Australien: seltene Wollemi gerettet

Verheerende Waldbrände gefährdeten einmaligen Baumbestand

Seltene Wollemi-Bäume - Australien
Seltene Wollemi-Bäume - Australien
Die Pflanzenart Wollemie gehört zu den ältesten entdeckten Baum- und Pflanzenarten, die es bereits vor rund 90 Millionen Jahre gab. Vor etwa 40 Millionen Jahren waren diese Bäume auch in Australien weit verbreitet wie Fossilienfunde belegten und galt seitdem als ausgestorben. Doch am 10. September 1994 machte man eine sensationelle Entdeckung im heutigen Wollemi-Nationalpark, der rund 250 km westlich von Sydney liegt.

Mitarbeiter der National-Verwaltung hatten aus dem Hubschrauber hinaus die Pflanzenart in einer abgelegenen Region des Nationalparks entdeckt. Dabei entdeckten sie eine kleine Baumpopulation, von denen sie zunächst nur Zweige mitnahmen. Ohne den Hubschrauber hätte man wohl die Baumpopulation nicht entdeckt, denn sie befindet sich in einem abgeschiedenen und schwer zugänglichen Canyon der Blue Mountains. Dies mag wohl auch der Hauptgrund gewesen sein, dass dieses lebendige Fossil, so geschützt, in dieser Nische überleben konnte.

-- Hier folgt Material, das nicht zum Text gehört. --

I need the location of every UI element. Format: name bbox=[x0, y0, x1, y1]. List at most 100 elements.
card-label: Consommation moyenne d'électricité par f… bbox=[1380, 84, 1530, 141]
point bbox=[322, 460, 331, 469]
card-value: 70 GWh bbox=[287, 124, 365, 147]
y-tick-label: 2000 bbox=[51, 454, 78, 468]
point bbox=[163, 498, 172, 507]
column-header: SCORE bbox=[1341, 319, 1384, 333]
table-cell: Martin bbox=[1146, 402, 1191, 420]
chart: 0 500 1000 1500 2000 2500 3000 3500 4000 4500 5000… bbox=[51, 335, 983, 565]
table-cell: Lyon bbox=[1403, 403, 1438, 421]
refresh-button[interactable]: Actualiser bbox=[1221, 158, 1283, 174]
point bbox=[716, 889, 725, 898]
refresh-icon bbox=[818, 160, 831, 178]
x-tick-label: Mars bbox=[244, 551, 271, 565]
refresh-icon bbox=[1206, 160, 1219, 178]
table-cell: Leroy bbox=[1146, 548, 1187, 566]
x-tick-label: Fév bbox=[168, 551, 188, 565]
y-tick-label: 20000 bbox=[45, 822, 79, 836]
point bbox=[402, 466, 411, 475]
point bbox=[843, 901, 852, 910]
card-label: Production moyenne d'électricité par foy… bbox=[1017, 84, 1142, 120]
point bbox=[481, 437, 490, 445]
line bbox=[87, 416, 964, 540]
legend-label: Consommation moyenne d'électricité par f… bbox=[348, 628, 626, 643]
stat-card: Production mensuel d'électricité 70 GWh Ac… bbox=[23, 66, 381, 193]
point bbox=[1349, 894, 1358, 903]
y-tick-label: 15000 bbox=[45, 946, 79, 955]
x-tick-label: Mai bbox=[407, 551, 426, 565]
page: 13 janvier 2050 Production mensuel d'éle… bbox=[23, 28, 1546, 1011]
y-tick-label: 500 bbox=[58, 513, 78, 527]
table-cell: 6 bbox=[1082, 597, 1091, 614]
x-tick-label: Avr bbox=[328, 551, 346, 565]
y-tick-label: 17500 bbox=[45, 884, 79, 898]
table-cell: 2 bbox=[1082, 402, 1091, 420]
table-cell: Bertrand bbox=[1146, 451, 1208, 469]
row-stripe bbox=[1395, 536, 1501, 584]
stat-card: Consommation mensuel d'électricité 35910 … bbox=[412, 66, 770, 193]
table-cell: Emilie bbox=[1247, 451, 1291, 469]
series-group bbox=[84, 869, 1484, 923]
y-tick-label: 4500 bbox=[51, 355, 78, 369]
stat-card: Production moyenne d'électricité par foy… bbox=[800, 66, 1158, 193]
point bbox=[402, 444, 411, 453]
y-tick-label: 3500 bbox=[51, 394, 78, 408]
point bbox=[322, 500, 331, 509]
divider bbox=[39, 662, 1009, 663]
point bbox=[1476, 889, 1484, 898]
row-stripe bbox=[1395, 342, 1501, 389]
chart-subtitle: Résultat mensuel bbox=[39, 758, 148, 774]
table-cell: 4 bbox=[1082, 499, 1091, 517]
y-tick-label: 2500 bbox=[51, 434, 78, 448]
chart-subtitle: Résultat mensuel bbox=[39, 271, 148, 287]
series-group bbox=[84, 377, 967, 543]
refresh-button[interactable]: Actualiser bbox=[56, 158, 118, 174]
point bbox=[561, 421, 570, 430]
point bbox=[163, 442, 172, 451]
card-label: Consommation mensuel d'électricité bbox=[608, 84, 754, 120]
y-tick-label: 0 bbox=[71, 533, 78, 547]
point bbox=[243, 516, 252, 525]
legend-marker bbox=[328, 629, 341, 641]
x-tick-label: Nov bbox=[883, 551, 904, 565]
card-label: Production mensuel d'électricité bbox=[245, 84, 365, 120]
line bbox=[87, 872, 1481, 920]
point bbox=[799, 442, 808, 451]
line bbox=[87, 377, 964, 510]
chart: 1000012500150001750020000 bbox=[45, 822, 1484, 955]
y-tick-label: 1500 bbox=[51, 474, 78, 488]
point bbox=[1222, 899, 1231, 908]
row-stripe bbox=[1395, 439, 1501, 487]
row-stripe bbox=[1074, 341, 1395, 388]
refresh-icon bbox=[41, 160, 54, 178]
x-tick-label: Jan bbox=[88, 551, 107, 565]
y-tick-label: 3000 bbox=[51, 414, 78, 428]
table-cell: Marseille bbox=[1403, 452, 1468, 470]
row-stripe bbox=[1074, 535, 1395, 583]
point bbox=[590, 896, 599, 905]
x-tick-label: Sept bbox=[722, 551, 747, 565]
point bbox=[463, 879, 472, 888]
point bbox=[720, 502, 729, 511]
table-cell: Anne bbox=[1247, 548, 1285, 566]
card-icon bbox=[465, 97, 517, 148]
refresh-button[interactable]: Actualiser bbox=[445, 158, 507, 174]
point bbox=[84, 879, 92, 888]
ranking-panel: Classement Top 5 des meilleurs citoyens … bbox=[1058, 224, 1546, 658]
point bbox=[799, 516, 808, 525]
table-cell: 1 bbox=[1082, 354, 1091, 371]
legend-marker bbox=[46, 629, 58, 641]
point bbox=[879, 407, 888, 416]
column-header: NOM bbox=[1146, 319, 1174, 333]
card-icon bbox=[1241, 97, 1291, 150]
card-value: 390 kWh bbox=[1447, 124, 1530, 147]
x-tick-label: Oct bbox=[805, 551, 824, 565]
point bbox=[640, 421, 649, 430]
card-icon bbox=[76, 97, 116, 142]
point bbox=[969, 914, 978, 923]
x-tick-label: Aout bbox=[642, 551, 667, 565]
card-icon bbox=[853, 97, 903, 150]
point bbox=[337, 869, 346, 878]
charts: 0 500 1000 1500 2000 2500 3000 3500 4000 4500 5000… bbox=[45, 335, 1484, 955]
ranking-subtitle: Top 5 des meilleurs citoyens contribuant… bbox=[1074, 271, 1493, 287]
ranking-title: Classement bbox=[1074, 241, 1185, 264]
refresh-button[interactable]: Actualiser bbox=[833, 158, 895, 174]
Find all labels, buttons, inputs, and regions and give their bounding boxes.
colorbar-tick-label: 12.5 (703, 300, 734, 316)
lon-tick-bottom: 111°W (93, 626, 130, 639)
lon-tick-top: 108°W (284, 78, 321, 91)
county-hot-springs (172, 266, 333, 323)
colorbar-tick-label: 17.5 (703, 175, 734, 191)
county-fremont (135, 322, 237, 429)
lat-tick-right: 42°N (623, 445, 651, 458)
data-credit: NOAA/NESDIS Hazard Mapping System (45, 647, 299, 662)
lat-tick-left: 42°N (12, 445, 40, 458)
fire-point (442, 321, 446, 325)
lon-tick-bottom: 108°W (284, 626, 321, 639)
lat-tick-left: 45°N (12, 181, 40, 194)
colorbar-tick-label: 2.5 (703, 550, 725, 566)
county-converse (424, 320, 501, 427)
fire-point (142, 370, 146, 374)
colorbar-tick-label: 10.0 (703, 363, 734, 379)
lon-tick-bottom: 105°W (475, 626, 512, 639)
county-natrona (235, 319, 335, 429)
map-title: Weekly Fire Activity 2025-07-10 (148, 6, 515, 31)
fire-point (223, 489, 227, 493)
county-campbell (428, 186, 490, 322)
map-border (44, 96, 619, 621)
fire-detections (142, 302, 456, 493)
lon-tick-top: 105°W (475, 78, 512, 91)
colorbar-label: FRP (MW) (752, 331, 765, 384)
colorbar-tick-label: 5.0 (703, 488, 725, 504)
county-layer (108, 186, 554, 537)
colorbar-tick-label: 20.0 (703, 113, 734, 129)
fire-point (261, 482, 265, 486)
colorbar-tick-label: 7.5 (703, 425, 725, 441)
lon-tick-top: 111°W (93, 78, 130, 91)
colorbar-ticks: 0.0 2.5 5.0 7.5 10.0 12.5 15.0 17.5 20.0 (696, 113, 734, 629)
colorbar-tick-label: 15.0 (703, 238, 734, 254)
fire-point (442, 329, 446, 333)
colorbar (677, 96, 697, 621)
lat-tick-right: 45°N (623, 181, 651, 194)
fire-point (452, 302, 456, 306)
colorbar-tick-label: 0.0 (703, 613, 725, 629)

Als man dann feststellte, dass sie zu keiner bekannten lebenden Baum- und Pflanzenart gehören, machte man am 15. Oktober eine weitere Exkursion an der gleichen Stelle. Diesmal wurden Blätter, einen männlichen Zapfen und Rinde mitgenommen. Doch auch hier war eine Bestimmung noch nicht möglich, so dass man eine Woche später noch einen weiblichen Zapfen aus der Krone gepflückt hatte. Nach eingehenden Untersuchungen wurde schließlich am 21. November bekannt gegeben, dass das es sich um ein bisher unentdecktes, lebendes Fossil aus der alten Familie der Araukarien Gewächse (Kiefernart) handelte. Die Bestäubung und Nachzüchtung sind bei dieser alten Pflanzenart nicht so einfach.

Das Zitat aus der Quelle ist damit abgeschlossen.